I saw only two workers killed or forced to drop their loads in spite of all the black tree ants could do. All the time new contingents of Minims were arriving, and in the midst of the hardest fighting, a little warrior would now and then climb upon a passing leaf and settle down for a rough trip home. It was as if they belonged to some autocratic labor union and had to punch a time clock at the nest, regardless of how things were going in the front line trenches. So the Mediums are the workers, the providers. The Maxims are the home guard, and the Minims are the standing army for border warfare, trudging bravely as far as they are needed to convoy the outgoing workers, but after battle or their share of watchful waiting getting a free ride home on any passing chlorophyll lorry.

Immensely pleased with the discovery of another detail of the Attas’ life history I returned to my search for more sand tracks. Walking along the reeds with light held low, I saw clearly where an opossum had come out shortly before, dug a little in the sand and passed on, and most amusing was the record, in an isolated patch of clear, soft sand, of where a young one had fallen from her back, and straightway clambered on again. Farther on a big lizard had shuffled along, but the next track took me thousands of miles northward to New England sands in autumn,—the fairy footwork of a pair of spotted sandpipers which that evening, had teetered along the edge of this tropical river.

One last thrill my beach gave when, drawn by some instinct, I scanned the sand just beyond a clump of sedge. There, fresh and strongly etched, was a broad, sinuous line up from the water’s edge, flanked alternately by crescents, deep bitten into the wet surface.

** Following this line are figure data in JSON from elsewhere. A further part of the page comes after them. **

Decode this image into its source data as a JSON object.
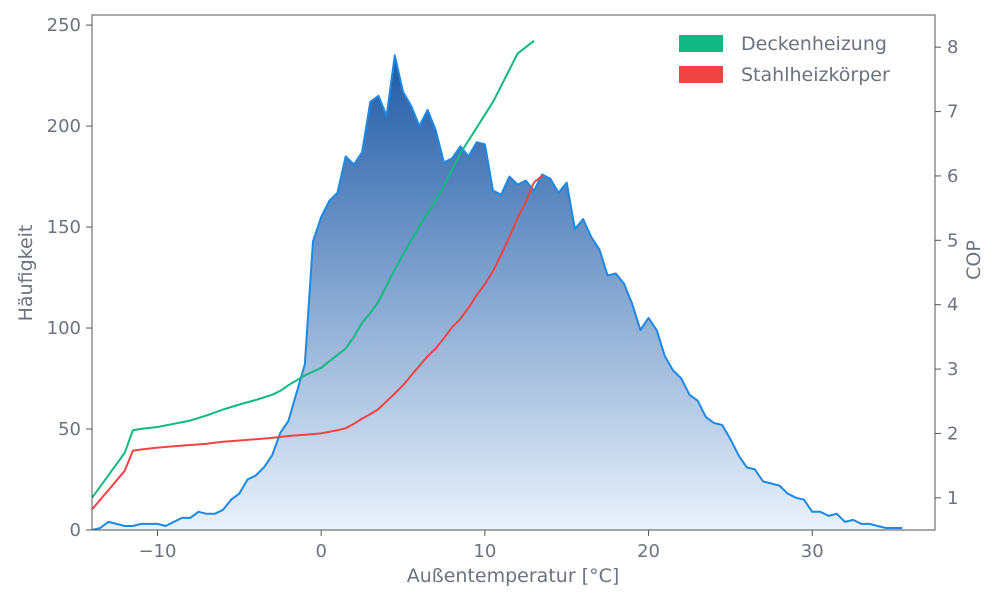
{
  "chart_data": {
    "type": "area",
    "xlabel": "Außentemperatur [°C]",
    "ylabel": "Häufigkeit",
    "y2label": "COP",
    "xlim": [
      -14,
      37.5
    ],
    "ylim": [
      0,
      255
    ],
    "y2lim": [
      0.5,
      8.5
    ],
    "x_ticks": [
      -10,
      0,
      10,
      20,
      30
    ],
    "x_tick_labels": [
      "−10",
      "0",
      "10",
      "20",
      "30"
    ],
    "y_ticks": [
      0,
      50,
      100,
      150,
      200,
      250
    ],
    "y_tick_labels": [
      "0",
      "50",
      "100",
      "150",
      "200",
      "250"
    ],
    "y2_ticks": [
      1,
      2,
      3,
      4,
      5,
      6,
      7,
      8
    ],
    "y2_tick_labels": [
      "1",
      "2",
      "3",
      "4",
      "5",
      "6",
      "7",
      "8"
    ],
    "legend_position": "top-right",
    "legend": [
      {
        "label": "Deckenheizung",
        "color": "#10b981"
      },
      {
        "label": "Stahlheizkörper",
        "color": "#ef4444"
      }
    ],
    "frequency": {
      "color": "#1e88e5",
      "fill_top": "#1f5aa6",
      "fill_bottom": "#eaf2fb",
      "points": [
        [
          -14,
          0
        ],
        [
          -13.5,
          1
        ],
        [
          -13,
          4
        ],
        [
          -12.5,
          3
        ],
        [
          -12,
          2
        ],
        [
          -11.5,
          2
        ],
        [
          -11,
          3
        ],
        [
          -10.5,
          3
        ],
        [
          -10,
          3
        ],
        [
          -9.5,
          2
        ],
        [
          -9,
          4
        ],
        [
          -8.5,
          6
        ],
        [
          -8,
          6
        ],
        [
          -7.5,
          9
        ],
        [
          -7,
          8
        ],
        [
          -6.5,
          8
        ],
        [
          -6,
          10
        ],
        [
          -5.5,
          15
        ],
        [
          -5,
          18
        ],
        [
          -4.5,
          25
        ],
        [
          -4,
          27
        ],
        [
          -3.5,
          31
        ],
        [
          -3,
          37
        ],
        [
          -2.5,
          48
        ],
        [
          -2,
          54
        ],
        [
          -1.5,
          68
        ],
        [
          -1,
          82
        ],
        [
          -0.5,
          143
        ],
        [
          0,
          155
        ],
        [
          0.5,
          163
        ],
        [
          1,
          167
        ],
        [
          1.5,
          185
        ],
        [
          2,
          181
        ],
        [
          2.5,
          187
        ],
        [
          3,
          212
        ],
        [
          3.5,
          215
        ],
        [
          4,
          205
        ],
        [
          4.5,
          235
        ],
        [
          5,
          217
        ],
        [
          5.5,
          210
        ],
        [
          6,
          200
        ],
        [
          6.5,
          208
        ],
        [
          7,
          198
        ],
        [
          7.5,
          182
        ],
        [
          8,
          184
        ],
        [
          8.5,
          190
        ],
        [
          9,
          185
        ],
        [
          9.5,
          192
        ],
        [
          10,
          191
        ],
        [
          10.5,
          168
        ],
        [
          11,
          166
        ],
        [
          11.5,
          175
        ],
        [
          12,
          171
        ],
        [
          12.5,
          173
        ],
        [
          13,
          168
        ],
        [
          13.5,
          176
        ],
        [
          14,
          174
        ],
        [
          14.5,
          167
        ],
        [
          15,
          172
        ],
        [
          15.5,
          149
        ],
        [
          16,
          154
        ],
        [
          16.5,
          145
        ],
        [
          17,
          139
        ],
        [
          17.5,
          126
        ],
        [
          18,
          127
        ],
        [
          18.5,
          122
        ],
        [
          19,
          112
        ],
        [
          19.5,
          99
        ],
        [
          20,
          105
        ],
        [
          20.5,
          99
        ],
        [
          21,
          86
        ],
        [
          21.5,
          79
        ],
        [
          22,
          75
        ],
        [
          22.5,
          67
        ],
        [
          23,
          64
        ],
        [
          23.5,
          56
        ],
        [
          24,
          53
        ],
        [
          24.5,
          52
        ],
        [
          25,
          45
        ],
        [
          25.5,
          37
        ],
        [
          26,
          31
        ],
        [
          26.5,
          30
        ],
        [
          27,
          24
        ],
        [
          27.5,
          23
        ],
        [
          28,
          22
        ],
        [
          28.5,
          18
        ],
        [
          29,
          16
        ],
        [
          29.5,
          15
        ],
        [
          30,
          9
        ],
        [
          30.5,
          9
        ],
        [
          31,
          7
        ],
        [
          31.5,
          8
        ],
        [
          32,
          4
        ],
        [
          32.5,
          5
        ],
        [
          33,
          3
        ],
        [
          33.5,
          3
        ],
        [
          34,
          2
        ],
        [
          34.5,
          1
        ],
        [
          35,
          1
        ],
        [
          35.5,
          1
        ]
      ]
    },
    "series": [
      {
        "name": "Deckenheizung",
        "color": "#10b981",
        "points": [
          [
            -14,
            1.0
          ],
          [
            -13,
            1.35
          ],
          [
            -12,
            1.7
          ],
          [
            -11.5,
            2.05
          ],
          [
            -11,
            2.07
          ],
          [
            -10,
            2.1
          ],
          [
            -9,
            2.15
          ],
          [
            -8,
            2.2
          ],
          [
            -7,
            2.28
          ],
          [
            -6,
            2.37
          ],
          [
            -5,
            2.45
          ],
          [
            -4,
            2.52
          ],
          [
            -3,
            2.6
          ],
          [
            -2.5,
            2.66
          ],
          [
            -2,
            2.75
          ],
          [
            -1,
            2.9
          ],
          [
            0,
            3.02
          ],
          [
            0.5,
            3.12
          ],
          [
            1,
            3.22
          ],
          [
            1.5,
            3.32
          ],
          [
            2,
            3.5
          ],
          [
            2.5,
            3.72
          ],
          [
            3,
            3.87
          ],
          [
            3.5,
            4.05
          ],
          [
            4,
            4.3
          ],
          [
            4.5,
            4.55
          ],
          [
            5,
            4.78
          ],
          [
            5.5,
            5.0
          ],
          [
            6,
            5.22
          ],
          [
            6.5,
            5.42
          ],
          [
            7,
            5.62
          ],
          [
            7.5,
            5.85
          ],
          [
            8,
            6.1
          ],
          [
            8.5,
            6.35
          ],
          [
            9,
            6.55
          ],
          [
            9.5,
            6.75
          ],
          [
            10,
            6.95
          ],
          [
            10.5,
            7.15
          ],
          [
            11,
            7.4
          ],
          [
            11.5,
            7.65
          ],
          [
            12,
            7.9
          ],
          [
            12.5,
            8.0
          ],
          [
            13,
            8.1
          ]
        ]
      },
      {
        "name": "Stahlheizkörper",
        "color": "#ef4444",
        "points": [
          [
            -14,
            0.82
          ],
          [
            -13,
            1.12
          ],
          [
            -12,
            1.42
          ],
          [
            -11.5,
            1.73
          ],
          [
            -11,
            1.75
          ],
          [
            -10,
            1.78
          ],
          [
            -9,
            1.8
          ],
          [
            -8,
            1.82
          ],
          [
            -7,
            1.84
          ],
          [
            -6,
            1.87
          ],
          [
            -5,
            1.89
          ],
          [
            -4,
            1.91
          ],
          [
            -3,
            1.93
          ],
          [
            -2,
            1.96
          ],
          [
            -1,
            1.98
          ],
          [
            0,
            2.0
          ],
          [
            1,
            2.05
          ],
          [
            1.5,
            2.08
          ],
          [
            2,
            2.15
          ],
          [
            2.5,
            2.23
          ],
          [
            3,
            2.3
          ],
          [
            3.5,
            2.38
          ],
          [
            4,
            2.5
          ],
          [
            4.5,
            2.62
          ],
          [
            5,
            2.75
          ],
          [
            5.5,
            2.9
          ],
          [
            6,
            3.05
          ],
          [
            6.5,
            3.2
          ],
          [
            7,
            3.32
          ],
          [
            7.5,
            3.48
          ],
          [
            8,
            3.65
          ],
          [
            8.5,
            3.78
          ],
          [
            9,
            3.95
          ],
          [
            9.5,
            4.15
          ],
          [
            10,
            4.32
          ],
          [
            10.5,
            4.52
          ],
          [
            11,
            4.78
          ],
          [
            11.5,
            5.05
          ],
          [
            12,
            5.35
          ],
          [
            12.5,
            5.6
          ],
          [
            13,
            5.9
          ],
          [
            13.5,
            6.0
          ]
        ]
      }
    ]
  }
}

This had been made by no creature with legs, but by some long, heavy body, alternately pushed up the beach,—the line and crescent sand signet of a great anaconda—king of all these waters, who, while I watched shadows a few feet away, had slowly drawn his mighty length past me, up into the gully beyond,—who shall say where or why!

No wonder this night, so calm and peaceful on the surface had aroused an ill-defined suspicion of hidden things far otherwise. I looked out over the water, again alight with reversed constellations, I listened to the soft lapping of the rising tide, felt the first faint breath of the new day, and thought of the tragedies I had witnessed—the mole crickets nursing their wounds in their dugouts deep beneath sand and water, of the dead grasshopper nymph, the shrimp, the fire in whose orange eyes was forever quenched, and of the death struggles of the ants going on in the darkness at my feet.

The opossum was searching for food for itself and its young, and somewhere the great snake was coiled, watching with lidless, untiring eyes for its share in some life of lesser strength. It seemed somehow so cruel, this eternal alternation of life and death. If only the lower animals,—and then I remembered that perhaps at this very moment my Indian hunter was pulling trigger on an unsuspecting agouti or curassow or peccary for my next dinner; it came to me that the very emotions of compassion and sympathy which moved me, were materialized and sustained by the strength derived from the sacrifice of many, many lives of these same lower animals. I stopped thinking, stepped carefully over the line of insanely industrious Attas, and went to my hammock.